PSST: A Benchmark for Evaluation-driven Text Public-Speaking Style Transfer
This addresses the problem of limited style transfer capabilities in AI for complex applications like public speaking, though it is incremental as it builds on existing text style transfer work.
The authors introduced the Public-Speaking Style Transfer (PSST) task to transform official texts into a public-speaking style at the passage level, and found that current large language models struggle with this due to excessive stylization and semantic loss, as shown through comprehensive experiments.
Language style is necessary for AI systems to understand and generate diverse human language accurately. However, previous text style transfer primarily focused on sentence-level data-driven approaches, limiting exploration of potential problems in large language models (LLMs) and the ability to meet complex application needs. To overcome these limitations, we introduce a novel task called Public-Speaking Style Transfer (PSST), which aims to simulate humans to transform passage-level, official texts into a public-speaking style.
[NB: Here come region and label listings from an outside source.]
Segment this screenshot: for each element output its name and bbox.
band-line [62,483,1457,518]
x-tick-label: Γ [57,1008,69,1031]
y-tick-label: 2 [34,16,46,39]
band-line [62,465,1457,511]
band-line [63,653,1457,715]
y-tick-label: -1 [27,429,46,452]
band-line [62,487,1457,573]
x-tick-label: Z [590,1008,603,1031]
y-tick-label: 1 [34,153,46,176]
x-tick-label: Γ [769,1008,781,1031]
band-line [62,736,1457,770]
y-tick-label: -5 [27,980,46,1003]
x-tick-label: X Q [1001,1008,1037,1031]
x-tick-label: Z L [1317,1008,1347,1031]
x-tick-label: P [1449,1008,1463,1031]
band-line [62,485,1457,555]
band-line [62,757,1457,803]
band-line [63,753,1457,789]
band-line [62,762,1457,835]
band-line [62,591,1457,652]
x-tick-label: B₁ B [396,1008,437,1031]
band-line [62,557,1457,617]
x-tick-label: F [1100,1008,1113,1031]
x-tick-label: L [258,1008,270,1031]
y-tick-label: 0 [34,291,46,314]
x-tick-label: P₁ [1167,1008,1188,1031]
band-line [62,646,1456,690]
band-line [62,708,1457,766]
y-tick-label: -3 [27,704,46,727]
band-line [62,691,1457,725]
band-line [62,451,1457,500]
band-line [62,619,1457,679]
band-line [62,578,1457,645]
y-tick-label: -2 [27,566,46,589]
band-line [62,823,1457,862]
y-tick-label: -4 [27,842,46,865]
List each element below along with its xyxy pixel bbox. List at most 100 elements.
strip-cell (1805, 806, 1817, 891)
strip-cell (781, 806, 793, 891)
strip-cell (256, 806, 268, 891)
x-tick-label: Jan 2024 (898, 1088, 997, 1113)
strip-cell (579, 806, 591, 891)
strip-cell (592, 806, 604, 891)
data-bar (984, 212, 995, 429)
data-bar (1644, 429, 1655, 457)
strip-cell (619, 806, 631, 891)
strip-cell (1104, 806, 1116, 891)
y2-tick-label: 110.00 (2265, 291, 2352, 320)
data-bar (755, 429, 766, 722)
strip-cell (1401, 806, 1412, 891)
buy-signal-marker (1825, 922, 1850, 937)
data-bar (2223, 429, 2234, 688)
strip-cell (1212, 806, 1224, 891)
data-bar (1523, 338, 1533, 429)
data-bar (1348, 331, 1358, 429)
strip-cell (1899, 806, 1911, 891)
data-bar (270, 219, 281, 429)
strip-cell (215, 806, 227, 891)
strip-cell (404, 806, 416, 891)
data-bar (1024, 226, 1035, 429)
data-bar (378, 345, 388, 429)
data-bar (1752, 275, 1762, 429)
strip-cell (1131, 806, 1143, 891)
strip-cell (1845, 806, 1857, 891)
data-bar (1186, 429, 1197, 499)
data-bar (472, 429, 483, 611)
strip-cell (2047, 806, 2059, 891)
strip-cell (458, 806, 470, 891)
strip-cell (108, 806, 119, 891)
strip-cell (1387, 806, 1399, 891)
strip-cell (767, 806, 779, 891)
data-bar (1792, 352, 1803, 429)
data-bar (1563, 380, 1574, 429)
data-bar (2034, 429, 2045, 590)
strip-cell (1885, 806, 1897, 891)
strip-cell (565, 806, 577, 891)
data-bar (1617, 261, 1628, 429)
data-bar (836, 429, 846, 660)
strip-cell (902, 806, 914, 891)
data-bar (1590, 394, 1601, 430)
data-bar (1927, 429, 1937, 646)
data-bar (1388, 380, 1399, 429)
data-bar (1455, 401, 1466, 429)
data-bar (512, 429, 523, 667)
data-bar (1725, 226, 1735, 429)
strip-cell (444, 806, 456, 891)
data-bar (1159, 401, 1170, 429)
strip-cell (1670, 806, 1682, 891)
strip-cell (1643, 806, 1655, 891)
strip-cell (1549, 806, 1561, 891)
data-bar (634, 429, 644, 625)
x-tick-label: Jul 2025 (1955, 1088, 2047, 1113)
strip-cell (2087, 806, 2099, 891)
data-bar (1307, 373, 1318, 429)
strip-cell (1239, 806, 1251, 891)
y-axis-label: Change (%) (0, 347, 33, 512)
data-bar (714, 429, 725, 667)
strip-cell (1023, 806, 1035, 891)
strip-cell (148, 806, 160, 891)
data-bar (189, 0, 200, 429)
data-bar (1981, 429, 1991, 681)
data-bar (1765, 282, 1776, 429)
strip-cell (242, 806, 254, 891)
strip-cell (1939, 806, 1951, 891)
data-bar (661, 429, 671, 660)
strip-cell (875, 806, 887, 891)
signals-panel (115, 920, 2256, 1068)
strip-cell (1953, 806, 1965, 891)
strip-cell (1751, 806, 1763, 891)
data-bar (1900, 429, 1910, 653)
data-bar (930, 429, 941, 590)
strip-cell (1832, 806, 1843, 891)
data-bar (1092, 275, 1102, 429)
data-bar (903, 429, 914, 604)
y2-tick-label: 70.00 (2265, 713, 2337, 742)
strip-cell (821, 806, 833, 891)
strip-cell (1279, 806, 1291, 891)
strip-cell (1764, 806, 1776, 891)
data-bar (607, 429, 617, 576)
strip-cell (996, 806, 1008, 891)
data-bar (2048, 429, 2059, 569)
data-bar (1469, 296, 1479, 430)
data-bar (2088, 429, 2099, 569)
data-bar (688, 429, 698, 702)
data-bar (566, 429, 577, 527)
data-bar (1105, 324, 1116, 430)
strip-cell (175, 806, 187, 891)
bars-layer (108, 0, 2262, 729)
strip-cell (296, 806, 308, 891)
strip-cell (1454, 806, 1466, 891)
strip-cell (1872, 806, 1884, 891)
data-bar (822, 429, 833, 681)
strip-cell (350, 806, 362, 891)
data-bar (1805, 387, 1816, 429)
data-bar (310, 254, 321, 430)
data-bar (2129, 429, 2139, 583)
Grounded in the analysis of real-world data from a linguistic perspective, we decompose public-speaking style into key sub-styles to pose challenges and quantify the style modeling capability of LLMs. For such intricate text style transfer, we further propose a fine-grained evaluation framework to analyze the characteristics and identify the problems of stylized texts. Comprehensive experiments suggest that current LLMs struggle to generate public speaking texts that align with human preferences, primarily due to excessive stylization and loss of semantic information.